I'd rather see any work done, be in generating "source maps", whatever form that may be. It's the answer long-term, compared to the 1-1 line # story. Easy for me to say tho, since I'm not doing ANY of this work ... :-)

pmuellr commented 13 years ago

It appears that the Moz and Google Closure folks are now also on the case! Here's another Source Map proposal linked to in WebKit bug 63940.

andrewschaaf commented 13 years ago

Speaking of formats, here's what Closure Compiler uses now:

https://gist.github.com/1082926#file_foo.simple.js.mapping

(it's a newer format than what they were using earlier in this thread...)

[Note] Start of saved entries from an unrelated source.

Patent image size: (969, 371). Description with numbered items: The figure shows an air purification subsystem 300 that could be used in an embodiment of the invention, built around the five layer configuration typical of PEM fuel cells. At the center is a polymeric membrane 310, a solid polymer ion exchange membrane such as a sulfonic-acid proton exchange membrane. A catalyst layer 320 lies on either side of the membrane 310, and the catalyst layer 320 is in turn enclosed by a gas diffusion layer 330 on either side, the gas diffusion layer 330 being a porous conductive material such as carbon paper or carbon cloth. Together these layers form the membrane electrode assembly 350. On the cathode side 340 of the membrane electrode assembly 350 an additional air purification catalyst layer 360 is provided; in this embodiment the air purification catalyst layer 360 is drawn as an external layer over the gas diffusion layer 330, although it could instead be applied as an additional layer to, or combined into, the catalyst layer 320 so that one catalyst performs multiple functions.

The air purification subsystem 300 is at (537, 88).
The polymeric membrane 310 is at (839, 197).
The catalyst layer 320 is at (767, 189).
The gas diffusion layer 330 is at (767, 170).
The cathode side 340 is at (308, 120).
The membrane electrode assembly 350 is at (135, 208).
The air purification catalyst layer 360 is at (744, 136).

fitzgen commented 13 years ago

Hello! I am a summer intern for Mozilla acting as the lead on the source map project. The source map project will allow mapping any X to JS compilation's line/col/source location info including among others CoffeeScript to JS and JS to Minified JS as long as there exists a source map file. Here's a quick overview of the project status:

Now I'd like to begin working source map generation in to CoffeeScript. I'll take a look at previous patches and see if I can't reuse a bunch of that code.

So yeah, I just wanted to say hello and publicly announce my intents.

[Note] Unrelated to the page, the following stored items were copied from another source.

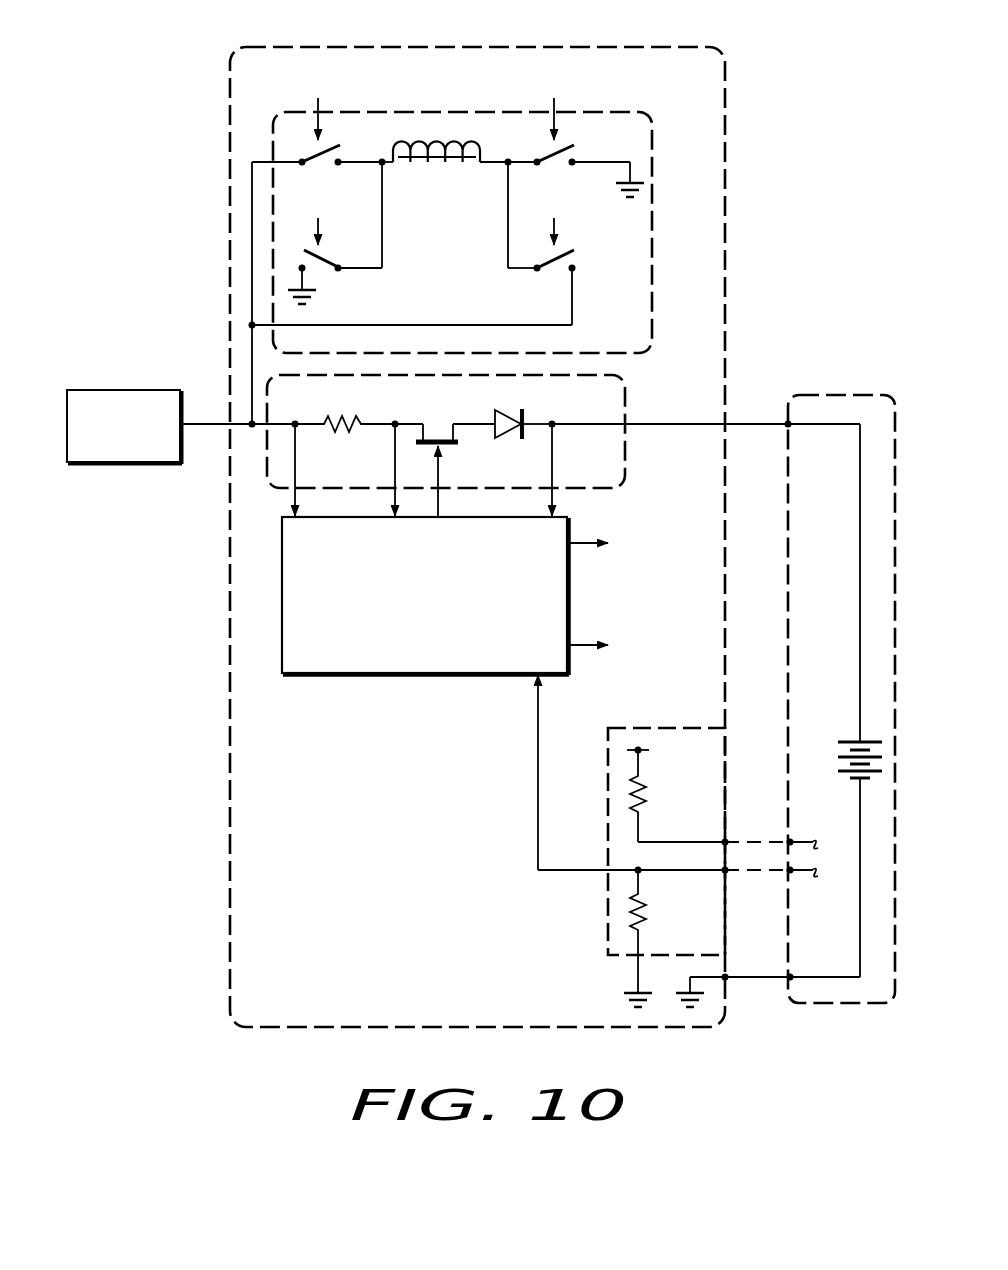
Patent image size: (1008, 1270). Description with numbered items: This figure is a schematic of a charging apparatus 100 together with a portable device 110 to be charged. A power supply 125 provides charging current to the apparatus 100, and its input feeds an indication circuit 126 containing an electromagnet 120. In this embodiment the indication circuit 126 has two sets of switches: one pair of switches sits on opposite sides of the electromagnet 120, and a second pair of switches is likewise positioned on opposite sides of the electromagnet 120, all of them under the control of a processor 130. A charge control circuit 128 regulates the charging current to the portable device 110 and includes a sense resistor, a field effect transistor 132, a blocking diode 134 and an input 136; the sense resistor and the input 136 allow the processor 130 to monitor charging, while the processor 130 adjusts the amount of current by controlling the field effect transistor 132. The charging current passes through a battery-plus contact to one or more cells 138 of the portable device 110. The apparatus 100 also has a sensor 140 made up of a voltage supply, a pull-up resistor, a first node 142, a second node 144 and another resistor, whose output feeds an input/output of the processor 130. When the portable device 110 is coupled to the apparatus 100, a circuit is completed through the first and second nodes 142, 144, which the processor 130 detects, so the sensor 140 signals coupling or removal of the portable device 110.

The apparatus 100 is at (228, 635).
The portable device 110 is at (832, 392).
The electromagnet 120 is at (440, 175).
The power supply 125 is at (125, 466).
The indication circuit 126 is at (630, 111).
The charge control circuit 128 is at (626, 450).
The processor 130 is at (425, 676).
The field effect transistor 132 is at (454, 448).
The blocking diode 134 is at (494, 411).
The input 136 is at (555, 452).
The cells 138 is at (846, 741).
The sensor 140 is at (606, 908).
The first node 142 is at (726, 841).
The second node 144 is at (727, 872).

MichaelBlume commented 13 years ago

@fitzgen: awesome. I'm sure I'm not the only one here who's hugely excited about this ^_^

michaelficarra commented 13 years ago

@fitzgen: from the source map proposal:

Additional fields may be added to the top level source map provided the fields begin with the “x_” naming convention.

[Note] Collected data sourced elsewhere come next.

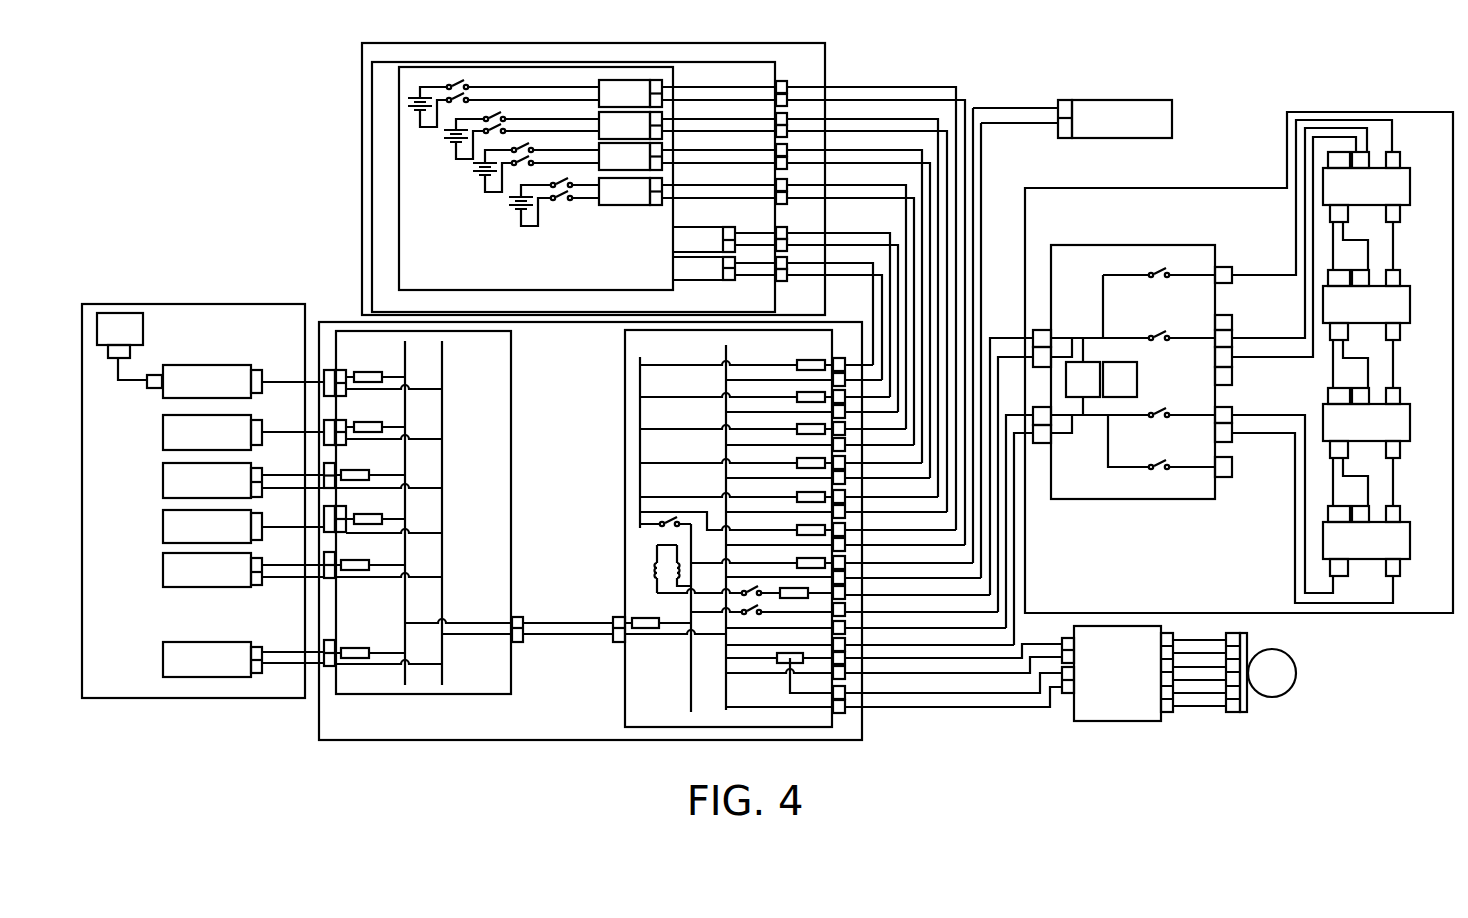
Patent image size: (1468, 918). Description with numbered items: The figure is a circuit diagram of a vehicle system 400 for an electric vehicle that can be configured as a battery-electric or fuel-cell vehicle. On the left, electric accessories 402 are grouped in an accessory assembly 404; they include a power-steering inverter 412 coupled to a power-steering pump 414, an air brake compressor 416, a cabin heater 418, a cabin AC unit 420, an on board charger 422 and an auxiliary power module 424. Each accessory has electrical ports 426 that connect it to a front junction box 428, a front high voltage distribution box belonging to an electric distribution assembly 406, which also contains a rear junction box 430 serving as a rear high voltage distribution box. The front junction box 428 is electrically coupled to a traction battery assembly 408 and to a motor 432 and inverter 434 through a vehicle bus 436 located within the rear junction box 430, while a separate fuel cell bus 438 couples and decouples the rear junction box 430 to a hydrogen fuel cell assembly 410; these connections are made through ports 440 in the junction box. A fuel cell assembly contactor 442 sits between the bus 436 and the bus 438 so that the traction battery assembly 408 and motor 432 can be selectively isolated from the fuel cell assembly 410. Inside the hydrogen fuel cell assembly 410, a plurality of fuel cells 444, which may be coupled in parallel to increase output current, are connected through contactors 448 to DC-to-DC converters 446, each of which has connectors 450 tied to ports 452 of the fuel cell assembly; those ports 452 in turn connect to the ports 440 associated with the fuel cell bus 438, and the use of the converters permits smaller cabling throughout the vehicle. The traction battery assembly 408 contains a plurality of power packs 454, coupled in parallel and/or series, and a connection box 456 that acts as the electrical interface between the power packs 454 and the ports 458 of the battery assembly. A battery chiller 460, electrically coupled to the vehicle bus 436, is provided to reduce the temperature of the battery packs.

The vehicle system 400 is at (187, 127).
The electric accessories 402 is at (211, 358).
The accessory assembly 404 is at (130, 304).
The electric distribution assembly 406 is at (330, 741).
The traction battery assembly 408 is at (1092, 188).
The hydrogen fuel cell assembly 410 is at (425, 46).
The power-steering inverter 412 is at (180, 365).
The power-steering pump 414 is at (160, 336).
The air brake compressor 416 is at (163, 432).
The cabin heater 418 is at (163, 480).
The cabin AC unit 420 is at (163, 527).
The on board charger 422 is at (163, 663).
The auxiliary power module 424 is at (163, 570).
The electrical ports 426 is at (256, 588).
The front junction box 428 is at (345, 694).
The rear junction box 430 is at (625, 722).
The motor 432 is at (1272, 698).
The inverter 434 is at (1118, 722).
The bus 436 is at (691, 686).
The bus 438 is at (640, 390).
The ports 440 is at (834, 360).
The fuel cell assembly contactor 442 is at (657, 533).
The fuel cells 444 is at (448, 133).
The DC-to-DC converters 446 is at (629, 78).
The contactors 448 is at (461, 80).
The connectors 450 is at (658, 78).
The ports 452 is at (786, 80).
The power packs 454 is at (1430, 188).
The connection box 456 is at (1152, 245).
The ports 458 is at (1041, 328).
The battery chiller 460 is at (1160, 98).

That sounds like a really bad design decision. Why not nest objects under some extensions property?

edit: Sorry, I meant to bring this up a few weeks ago, but I couldn't add comments to the google document, so I just kind of forgot about it.

Aupajo commented 13 years ago

@fitzgen Awesome!

I agree with @michaelficarra – an extensions property seems a better choice here.

alexandertrefz commented 13 years ago

+1 for @michealficarra's idea.

showell commented 12 years ago

What is the status on adding lines/columns to the Node objects?

fitzgen commented 12 years ago

@showell, The commit above should maintain the line/col info in the AST after parsing is finished. Unfortunately, I haven't finished the second half where I actually use that information to generate source maps. I have a bunch of dirty stuff that needs to be revisited and probably rethought, but at the moment I am preoccupied with other things.

pmuellr commented 12 years ago

We'll also need a VLQ library, to read/write integers.

There was also some discussion in webkit bug 60969 concerning how Web Inspector will retrieve the sourcemap files. There are options:

We may need to be generate JSONP wrappers for the sourcemap/source, or an extra .html file, or something.

fitzgen commented 12 years ago

@pmuellr, the spec already defines how a source map should be fetched, see "Linking generated code to source maps" in https://docs.google.com/document/d/1U1RGAehQwRypUTovF1KRlpiOFze0b-_2gc6fAH0KY0k/edit?pli=1

Also, my core source map lib, which is meant to be used by Firefox internals, compilers and minifiers, developer tools, etc already handles the VLQ stuff as well as actually generating and consuming source maps as long as you can pass it the information required.

https://github.com/mozilla/source-map

Basically, all that needs to happen to make CoffeeScript generate source maps is to replace all the string interpolation and concatenation with building a tree of SourceNodes which are part of that core library above. Each mapping in a source map needs the original line/col, original source, and generated line/col. Using the SourceNodes just allows us to maintain the original line/col/source info while building up snippets of generated JS. Then when the tree is complete, we can do an in order traversal of the tree as we concatenate the snippets, and by doing this we will always know the generated line/col for a given location while we concatenate and we will have all the info we need.

Little bit of a brain dump, if it doesn't make sense I can try and clarify.